Smart Business asked Verrill to break down some of the considerations that business owners need to make before entering into a new real estate venture.
When should a business consider buying?
Ideal conditions to buy would depend upon a number of variables including, for example, a business’s ability to anticipate its growth in a relatively expert fashion for a long period of time. Are you in a growth mode? Can you predict where your business is going to be in the next five to seven years? Are you in a consolidation (‘right-sizing’) mode or status quo? In the purchase of a facility, management would need to be prepared to make a commitment for seven to 10 years in a particular location. Ideally, in a healthy market, that new asset would experience appreciation.
In addition, a business should be able to forego the opportunity cost associated with investing the likely significant upfront capital for a purchase back into the business. These costs are often greater than those associated with typical lease options. The direct out-of-pocket costs could range from 20 to 35 percent of the purchase price.
The third thing is to have an exit strategy. When purchasing that property, the business should understand how it’s going to get out of it, because it is an investment. It’s a longer-term investment, but an investment nonetheless. Like all prudent holdings, you should have an understanding of how to recognize your maximum return.
How does the commercial real estate market environment fit in?
A lot of companies, over the past few years, have considered the buy option because interest rates were so low and investment capital was readily available. When the cost to borrow money is cheap, it seems to many buyers that the amount they’d be spending on a monthly basis for rent in a lease, without building up any equity, is imprudent. So the environment is definitely a factor.
In Philadelphia’s Center City market, where there’s obviously a larger concentration of office towers, the trend is to lease office space. However, we’re seeing some smaller tenants looking for opportunities to buy smaller office buildings that either nearly fit their needs or require one or two additional tenants to fill out the space. This is still an active segment of the market.
Can you give an example of when leasing would be preferential to buying?

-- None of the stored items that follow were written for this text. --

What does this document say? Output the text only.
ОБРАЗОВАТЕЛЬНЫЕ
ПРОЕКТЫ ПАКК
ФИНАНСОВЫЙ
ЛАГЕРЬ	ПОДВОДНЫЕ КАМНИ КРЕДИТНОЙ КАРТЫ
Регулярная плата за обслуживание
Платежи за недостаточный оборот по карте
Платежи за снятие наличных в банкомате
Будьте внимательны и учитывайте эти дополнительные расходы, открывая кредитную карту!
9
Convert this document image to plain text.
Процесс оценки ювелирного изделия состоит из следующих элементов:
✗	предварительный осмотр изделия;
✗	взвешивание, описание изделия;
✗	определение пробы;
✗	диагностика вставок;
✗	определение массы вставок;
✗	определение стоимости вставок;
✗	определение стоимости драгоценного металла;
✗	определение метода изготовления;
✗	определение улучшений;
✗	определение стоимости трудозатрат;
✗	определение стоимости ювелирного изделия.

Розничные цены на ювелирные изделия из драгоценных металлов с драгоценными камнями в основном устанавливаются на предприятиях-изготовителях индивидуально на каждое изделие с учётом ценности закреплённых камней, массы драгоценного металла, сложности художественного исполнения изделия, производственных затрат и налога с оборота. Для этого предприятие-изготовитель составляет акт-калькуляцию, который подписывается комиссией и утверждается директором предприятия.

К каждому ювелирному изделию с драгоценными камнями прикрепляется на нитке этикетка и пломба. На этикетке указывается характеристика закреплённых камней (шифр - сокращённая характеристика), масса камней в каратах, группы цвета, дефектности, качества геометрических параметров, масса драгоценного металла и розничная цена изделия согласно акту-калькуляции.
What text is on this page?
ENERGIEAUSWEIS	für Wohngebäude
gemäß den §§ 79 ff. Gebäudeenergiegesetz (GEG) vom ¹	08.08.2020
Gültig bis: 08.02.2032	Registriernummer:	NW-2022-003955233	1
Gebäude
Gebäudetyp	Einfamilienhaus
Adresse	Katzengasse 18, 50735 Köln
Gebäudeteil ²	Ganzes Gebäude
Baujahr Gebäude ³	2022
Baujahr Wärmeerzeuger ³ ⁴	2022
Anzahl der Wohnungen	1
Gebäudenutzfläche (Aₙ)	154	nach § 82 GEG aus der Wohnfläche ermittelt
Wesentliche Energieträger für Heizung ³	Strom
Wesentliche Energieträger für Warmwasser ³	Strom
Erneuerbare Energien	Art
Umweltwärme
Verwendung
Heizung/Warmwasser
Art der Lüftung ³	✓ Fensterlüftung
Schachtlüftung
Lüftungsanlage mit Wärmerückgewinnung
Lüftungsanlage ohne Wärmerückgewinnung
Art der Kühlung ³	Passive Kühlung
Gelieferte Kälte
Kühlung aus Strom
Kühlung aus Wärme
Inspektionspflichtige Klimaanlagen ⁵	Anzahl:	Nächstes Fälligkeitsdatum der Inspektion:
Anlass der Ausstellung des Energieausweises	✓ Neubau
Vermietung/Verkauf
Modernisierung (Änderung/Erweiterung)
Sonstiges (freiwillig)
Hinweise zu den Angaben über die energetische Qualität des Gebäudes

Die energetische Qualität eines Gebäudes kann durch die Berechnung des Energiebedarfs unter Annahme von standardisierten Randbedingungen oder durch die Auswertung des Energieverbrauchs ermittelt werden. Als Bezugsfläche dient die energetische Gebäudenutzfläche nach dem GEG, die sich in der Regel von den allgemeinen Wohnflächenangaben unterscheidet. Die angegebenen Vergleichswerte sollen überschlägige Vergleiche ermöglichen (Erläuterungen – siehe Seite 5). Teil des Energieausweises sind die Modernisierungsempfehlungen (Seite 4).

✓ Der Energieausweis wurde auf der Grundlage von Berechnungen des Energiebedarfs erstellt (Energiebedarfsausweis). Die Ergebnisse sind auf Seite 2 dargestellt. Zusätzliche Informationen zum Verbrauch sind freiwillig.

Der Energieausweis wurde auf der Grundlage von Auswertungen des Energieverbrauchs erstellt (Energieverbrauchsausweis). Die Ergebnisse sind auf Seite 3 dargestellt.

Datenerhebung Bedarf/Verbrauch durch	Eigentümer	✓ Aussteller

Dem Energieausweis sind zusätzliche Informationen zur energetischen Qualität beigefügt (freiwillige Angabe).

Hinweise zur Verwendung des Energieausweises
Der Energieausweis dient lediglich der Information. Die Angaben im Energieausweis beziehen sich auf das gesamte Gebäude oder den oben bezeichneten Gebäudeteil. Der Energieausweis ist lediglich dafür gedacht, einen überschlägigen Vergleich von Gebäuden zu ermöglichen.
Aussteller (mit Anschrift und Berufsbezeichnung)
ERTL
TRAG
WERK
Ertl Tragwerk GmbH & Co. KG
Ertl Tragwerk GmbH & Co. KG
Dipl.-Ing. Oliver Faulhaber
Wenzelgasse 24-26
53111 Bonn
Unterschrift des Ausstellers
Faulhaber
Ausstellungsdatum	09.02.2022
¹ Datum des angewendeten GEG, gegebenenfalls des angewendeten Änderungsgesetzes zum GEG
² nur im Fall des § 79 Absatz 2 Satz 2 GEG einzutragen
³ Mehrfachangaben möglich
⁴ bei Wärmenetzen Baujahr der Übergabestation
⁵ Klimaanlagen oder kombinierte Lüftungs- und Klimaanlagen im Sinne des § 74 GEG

We had a restaurant client that was interested in owning its own building when the investment market was very hot. Our client was strictly focused on an emerging area in the city, and there was a lot of competition between buyers for the available product. The client was advised to pull back from the purchase consideration and look at its leasing options. As a result of a thorough understanding of all its alternatives, the client was able to get into something much more quickly with substantial contribution dollars from the landlord. When you’re an owner occupant depending on the real estate to support your business, you need to be a little more conservative when evaluating an opportunity particularly from a zoning and environmental standpoint. Obviously, if you can’t get the zoning you need in a particular location, you aren’t able to open your business. In this particular case, it was a seller-favorable market, and sellers were limiting the buyer’s due diligence time to 30 to 60 days. In the best of circumstances, this wasn’t enough time for the client to make a prudent decision. However, by introducing leasing scenarios, the client wasn’t assuming as much risk compared to buying something that was not going to be approved for their particular use.
What else factors into the decision of leasing versus buying?
Businesses need to consider the potential distraction that owning a piece of real estate may create whether it’s property management or constructing a new roof or dealing with tenants. It can create a potential distraction away from their core business. If they think that’s not an issue, then buying is certainly a viable option to consider. But if a business cannot endure this commitment of time and capital, leasing might be a better option.
When any business assembles the economics of a purchase scenario, it’s essential for the business to construct a proper analysis including all costs to be considered. There are considerably more costs involved in owning real estate than just the purchase price. It’s important for a business to work with an expert to uncover all the costs that are related to owning a particular property and offer an unbiased analysis of its options, including a comparison to its lease alternatives.
Any shrewd businessperson hates to throw dollars at something on which they’re not going to realize a return this should include the business’s real estate.